There is not a single, universal form of artificial intelligence. What we call “AI” is in fact a constellation of systems, models and cultural infrastructures, each shaped by different datasets, technical choices, visual traditions and implicit worldviews.
This becomes particularly evident in image-generating A.I.. American or Western-based systems such as DALL·E, GPT Image, Midjourney, Runway Gen-4.5, Google Veo, Nano Banana, FLUX, and other platforms often produce results that reflect specific aesthetic conventions: cinematic realism, advertising language, digital illustration, Western art history, commercial photography and contemporary design culture.

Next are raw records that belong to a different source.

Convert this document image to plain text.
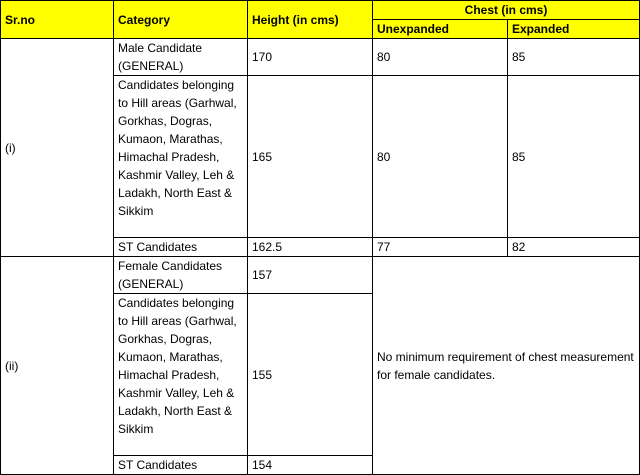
Sr.no	Category	Height (in cms)	Chest (in cms)	
			Unexpanded	Expanded
(i)	Male Candidate (GENERAL)	170	80	85
	Candidates belonging to Hill areas (Garhwal, Gorkhas, Dogras, Kumaon, Marathas, Himachal Pradesh, Kashmir Valley, Leh & Ladakh, North East & Sikkim	165	80	85
	ST Candidates	162.5	77	82
(ii)	Female Candidates (GENERAL)	157	No minimum requirement of chest measurement for female candidates.	
	Candidates belonging to Hill areas (Garhwal, Gorkhas, Dogras, Kumaon, Marathas, Himachal Pradesh, Kashmir Valley, Leh & Ladakh, North East & Sikkim	155		
	ST Candidates	154		
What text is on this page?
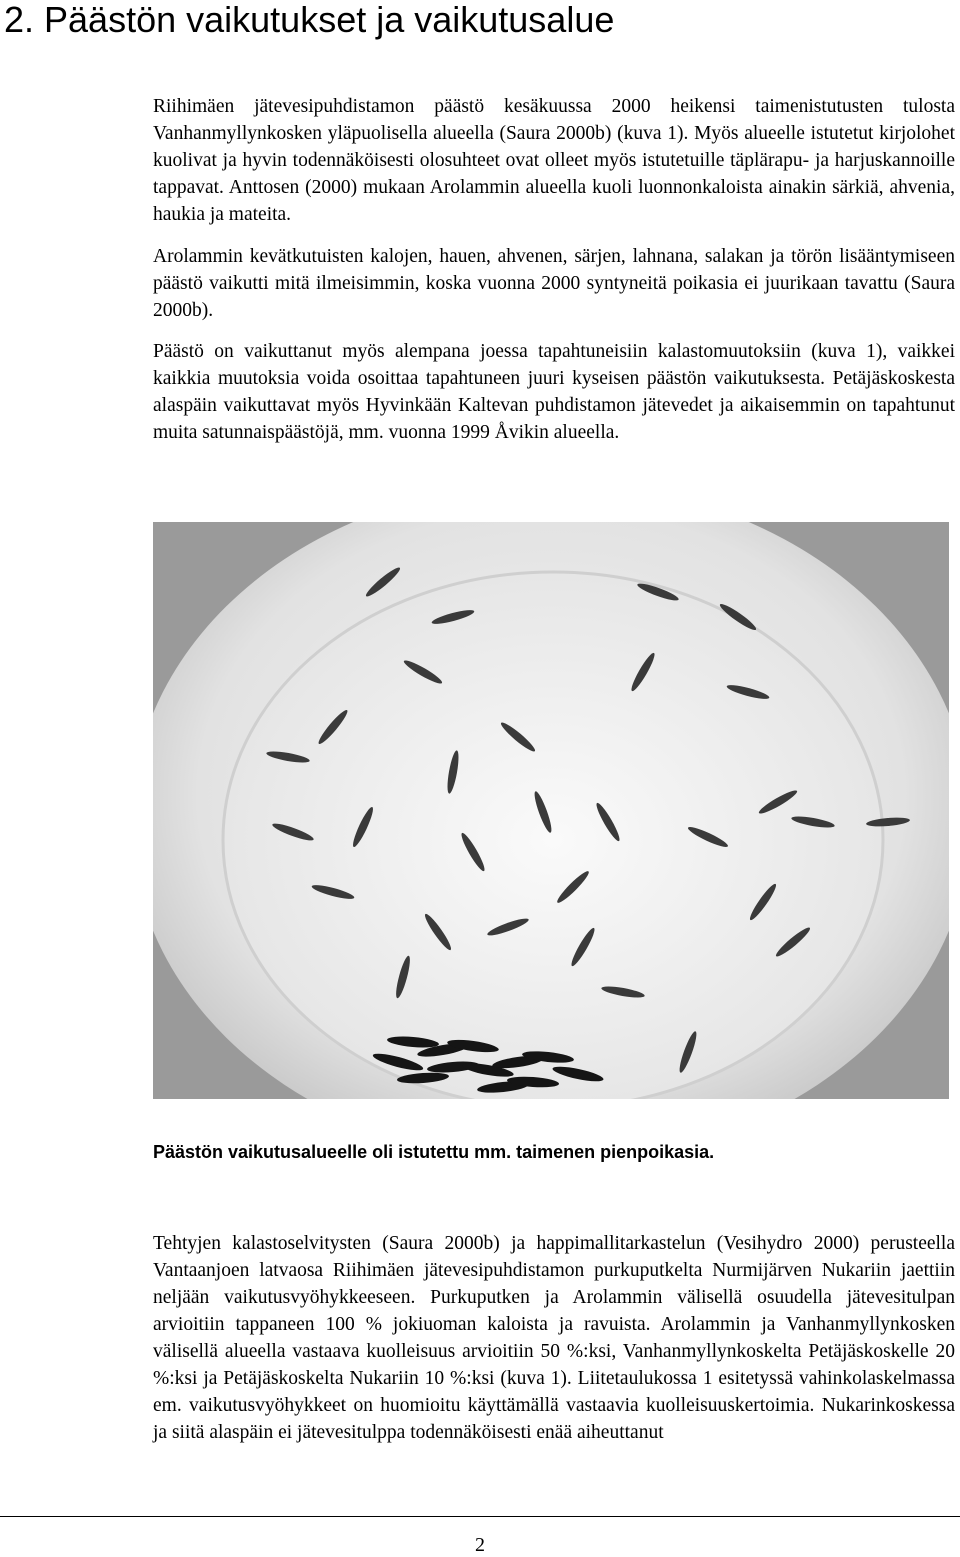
2. Päästön vaikutukset ja vaikutusalue

Riihimäen jätevesipuhdistamon päästö kesäkuussa 2000 heikensi taimenistutusten tulosta Vanhanmyllynkosken yläpuolisella alueella (Saura 2000b) (kuva 1). Myös alueelle istutetut kirjolohet kuolivat ja hyvin todennäköisesti olosuhteet ovat olleet myös istutetuille täplärapu- ja harjuskannoille tappavat. Anttosen (2000) mukaan Arolammin alueella kuoli luonnonkaloista ainakin särkiä, ahvenia, haukia ja mateita.

Arolammin kevätkutuisten kalojen, hauen, ahvenen, särjen, lahnana, salakan ja törön lisääntymiseen päästö vaikutti mitä ilmeisimmin, koska vuonna 2000 syntyneitä poikasia ei juurikaan tavattu (Saura 2000b).

Päästö on vaikuttanut myös alempana joessa tapahtuneisiin kalastomuutoksiin (kuva 1), vaikkei kaikkia muutoksia voida osoittaa tapahtuneen juuri kyseisen päästön vaikutuksesta. Petäjäskoskesta alaspäin vaikuttavat myös Hyvinkään Kaltevan puhdistamon jätevedet ja aikaisemmin on tapahtunut muita satunnaispäästöjä, mm. vuonna 1999 Åvikin alueella.

Päästön vaikutusalueelle oli istutettu mm. taimenen pienpoikasia.

Tehtyjen kalastoselvitysten (Saura 2000b) ja happimallitarkastelun (Vesihydro 2000) perusteella Vantaanjoen latvaosa Riihimäen jätevesipuhdistamon purkuputkelta Nurmijärven Nukariin jaettiin neljään vaikutusvyöhykkeeseen. Purkuputken ja Arolammin välisellä osuudella jätevesitulpan arvioitiin tappaneen 100 % jokiuoman kaloista ja ravuista. Arolammin ja Vanhanmyllynkosken välisellä alueella vastaava kuolleisuus arvioitiin 50 %:ksi, Vanhanmyllynkoskelta Petäjäskoskelle 20 %:ksi ja Petäjäskoskelta Nukariin 10 %:ksi (kuva 1). Liitetaulukossa 1 esitetyssä vahinkolaskelmassa em. vaikutusvyöhykkeet on huomioitu käyttämällä vastaavia kuolleisuuskertoimia. Nukarinkoskessa ja siitä alaspäin ei jätevesitulppa todennäköisesti enää aiheuttanut

2
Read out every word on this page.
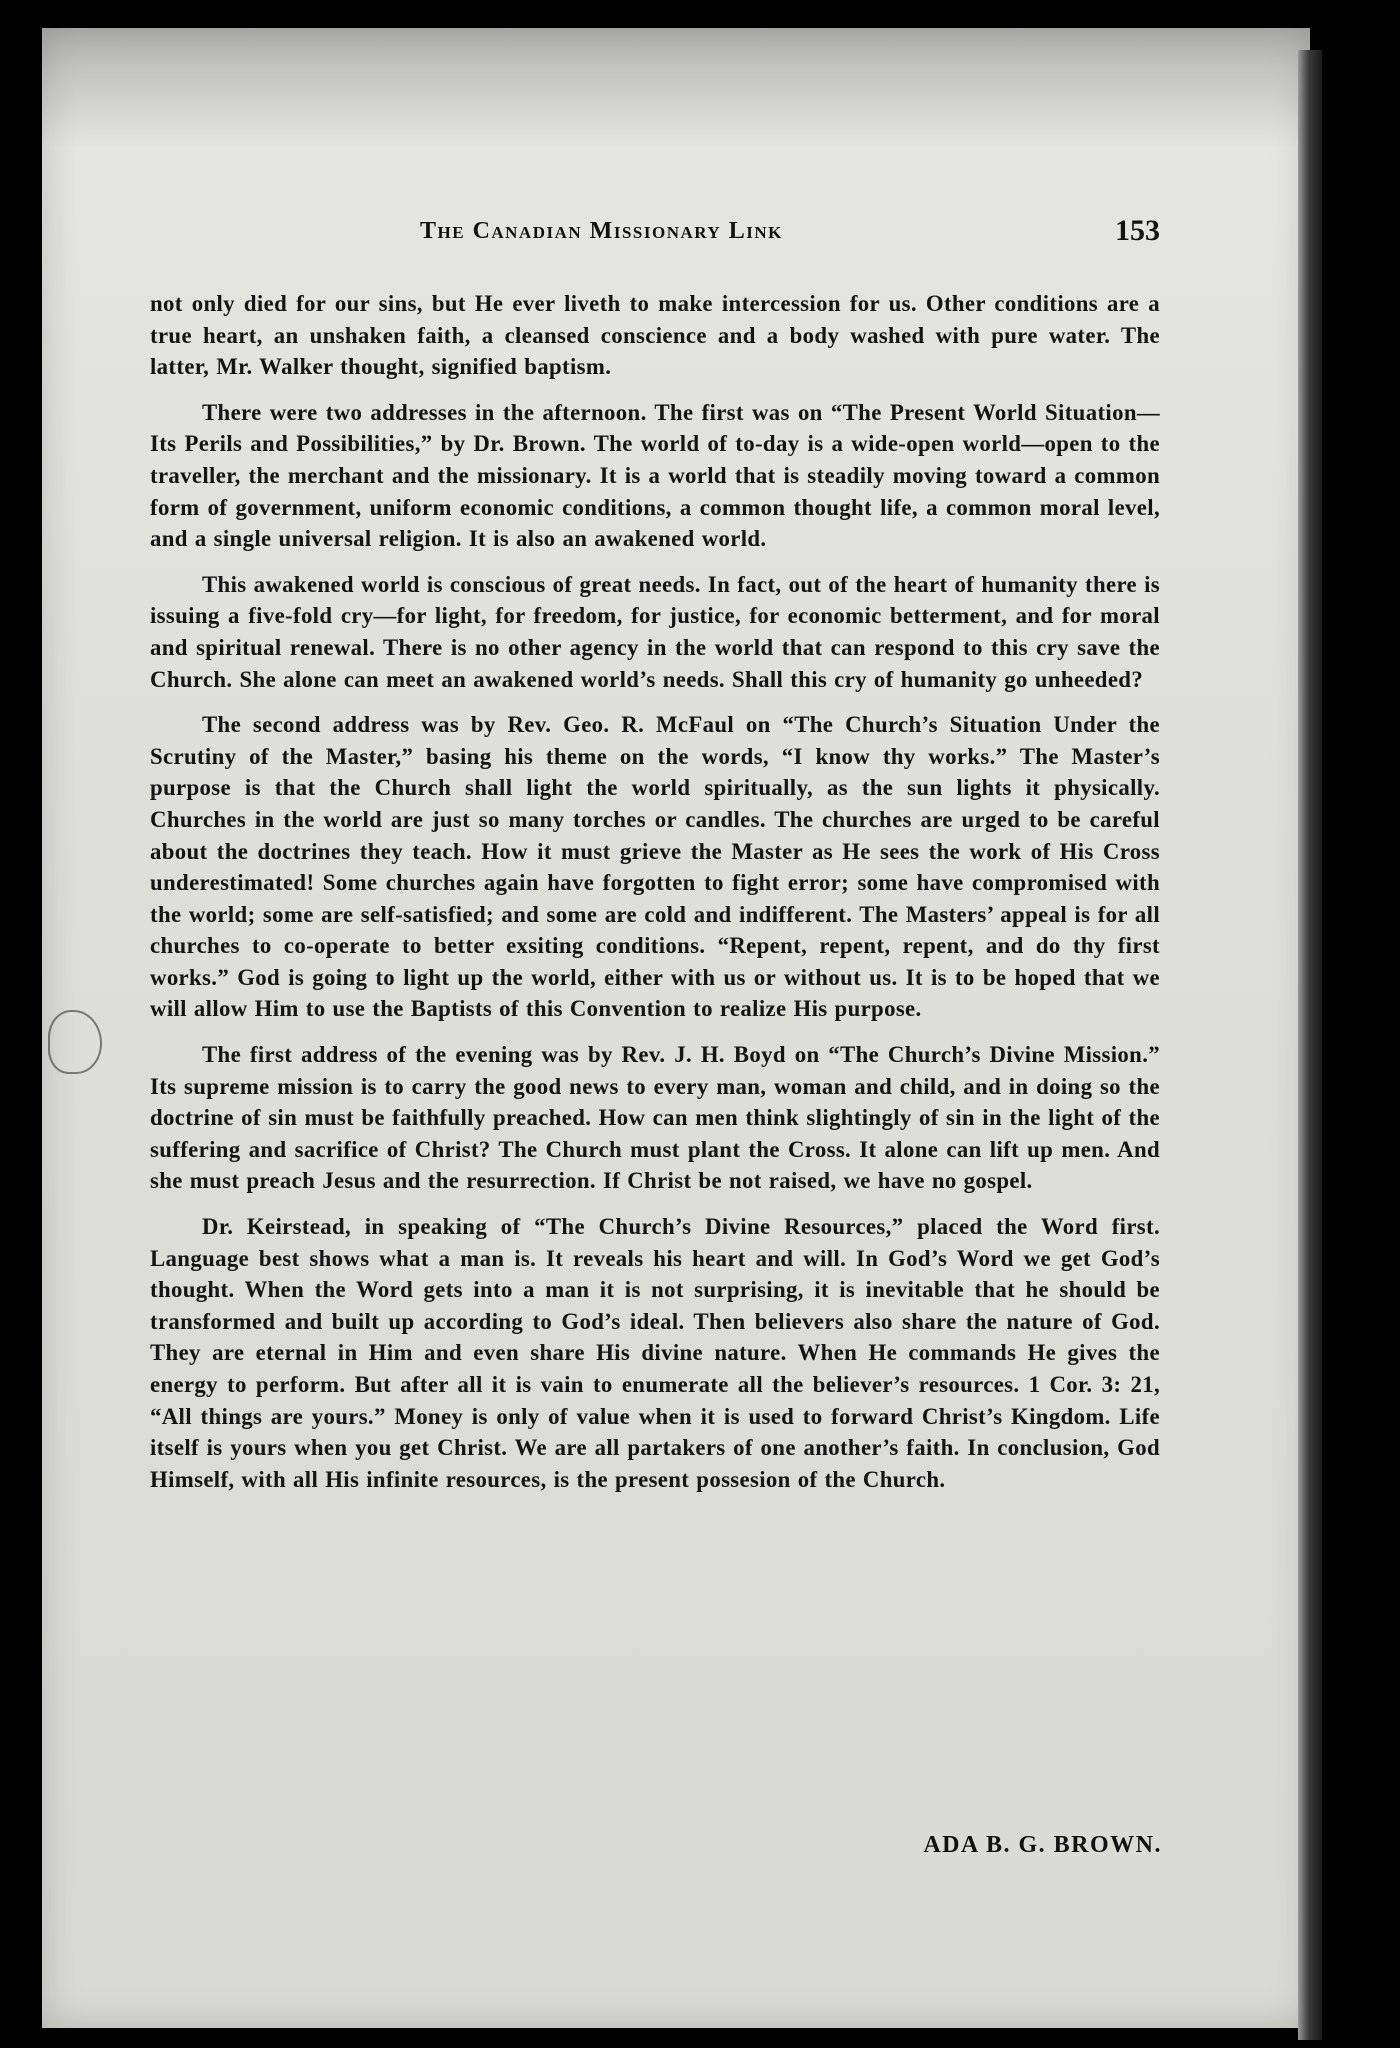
The Canadian Missionary Link	153

not only died for our sins, but He ever liveth to make intercession for us. Other conditions are a true heart, an unshaken faith, a cleansed conscience and a body washed with pure water. The latter, Mr. Walker thought, signified baptism.

There were two addresses in the afternoon. The first was on “The Present World Situation—Its Perils and Possibilities,” by Dr. Brown. The world of to-day is a wide-open world—open to the traveller, the merchant and the missionary. It is a world that is steadily moving toward a common form of government, uniform economic conditions, a common thought life, a common moral level, and a single universal religion. It is also an awakened world.

This awakened world is conscious of great needs. In fact, out of the heart of humanity there is issuing a five-fold cry—for light, for freedom, for justice, for economic betterment, and for moral and spiritual renewal. There is no other agency in the world that can respond to this cry save the Church. She alone can meet an awakened world’s needs. Shall this cry of humanity go unheeded?

The second address was by Rev. Geo. R. McFaul on “The Church’s Situation Under the Scrutiny of the Master,” basing his theme on the words, “I know thy works.” The Master’s purpose is that the Church shall light the world spiritually, as the sun lights it physically. Churches in the world are just so many torches or candles. The churches are urged to be careful about the doctrines they teach. How it must grieve the Master as He sees the work of His Cross underestimated! Some churches again have forgotten to fight error; some have compromised with the world; some are self-satisfied; and some are cold and indifferent. The Masters’ appeal is for all churches to co-operate to better exsiting conditions. “Repent, repent, repent, and do thy first works.” God is going to light up the world, either with us or without us. It is to be hoped that we will allow Him to use the Baptists of this Convention to realize His purpose.

The first address of the evening was by Rev. J. H. Boyd on “The Church’s Divine Mission.” Its supreme mission is to carry the good news to every man, woman and child, and in doing so the doctrine of sin must be faithfully preached. How can men think slightingly of sin in the light of the suffering and sacrifice of Christ? The Church must plant the Cross. It alone can lift up men. And she must preach Jesus and the resurrection. If Christ be not raised, we have no gospel.

Dr. Keirstead, in speaking of “The Church’s Divine Resources,” placed the Word first. Language best shows what a man is. It reveals his heart and will. In God’s Word we get God’s thought. When the Word gets into a man it is not surprising, it is inevitable that he should be transformed and built up according to God’s ideal. Then believers also share the nature of God. They are eternal in Him and even share His divine nature. When He commands He gives the energy to perform. But after all it is vain to enumerate all the believer’s resources. 1 Cor. 3: 21, “All things are yours.” Money is only of value when it is used to forward Christ’s Kingdom. Life itself is yours when you get Christ. We are all partakers of one another’s faith. In conclusion, God Himself, with all His infinite resources, is the present possesion of the Church.

ADA B. G. BROWN.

Chinese systems such as Kling, Seedream, Seedance, Vidu and others may respond to the same prompt in a different way, privileging other visual codes, narrative structures, symbolic references or ideas of beauty.
The question, then, is not simply whether these differences come from the culture or religion of the people who programmed them, or from different levels of sophistication in deep-learning algorithms.
It is more complex. Generative A.I. is shaped by the interaction between training data, model architecture, censorship rules, market expectations, cultural memory, visual archives and the values embedded in the societies that produce and regulate these technologies.
Given the same prompt, two A.I. systems may generate different images not because one is “more intelligent” than the other, but because they have learned from different worlds. Their imagination is statistical, but the material from which that imagination is built is profoundly human.
This raises an important question: what kind of images would be generated by an A.I. developed within a Muslim, Hindu or African cultural context?
In many non-Western societies, religion is not separated from everyday life in the same way it often is in secular Western modernity. It is not simply a private belief system, but a way of interpreting existence, nature, the body, time, community, destiny and the invisible. An A.I. trained within such a context might therefore produce images in which the sacred is not an added decorative element, but an underlying structure of perception.
A Muslim generative A.I. might develop visual languages shaped by geometry, calligraphy, aniconic traditions, sacred architecture, light, rhythm, repetition and the metaphysics of divine order. A Hindu generative AI might draw from mythology, cosmology, ritual colour, cyclical time, divine multiplicity, temple sculpture, mandalas and the symbolic continuity between human, animal, cosmic and spiritual forms.
But the question becomes even more radical when we imagine a generative A.I. rooted in African tribal or indigenous cultures. What would an A.I. create if its visual memory came primarily from oral traditions, masks, ritual objects, ancestral symbols, body painting, textiles, animist cosmologies, collective ceremonies and non-linear concepts of time? Would it produce images not as individual artworks, but as visual events connected to memory, community, healing, trance, territory and ancestral presence?
In this sense, generative A.I. is not only a technological tool. It is also a mirror of the cultures that build it. Every A.I. carries within it a partial archive of the world. The real question is therefore not only what AI can generate, but whose imagination it is allowed to learn from.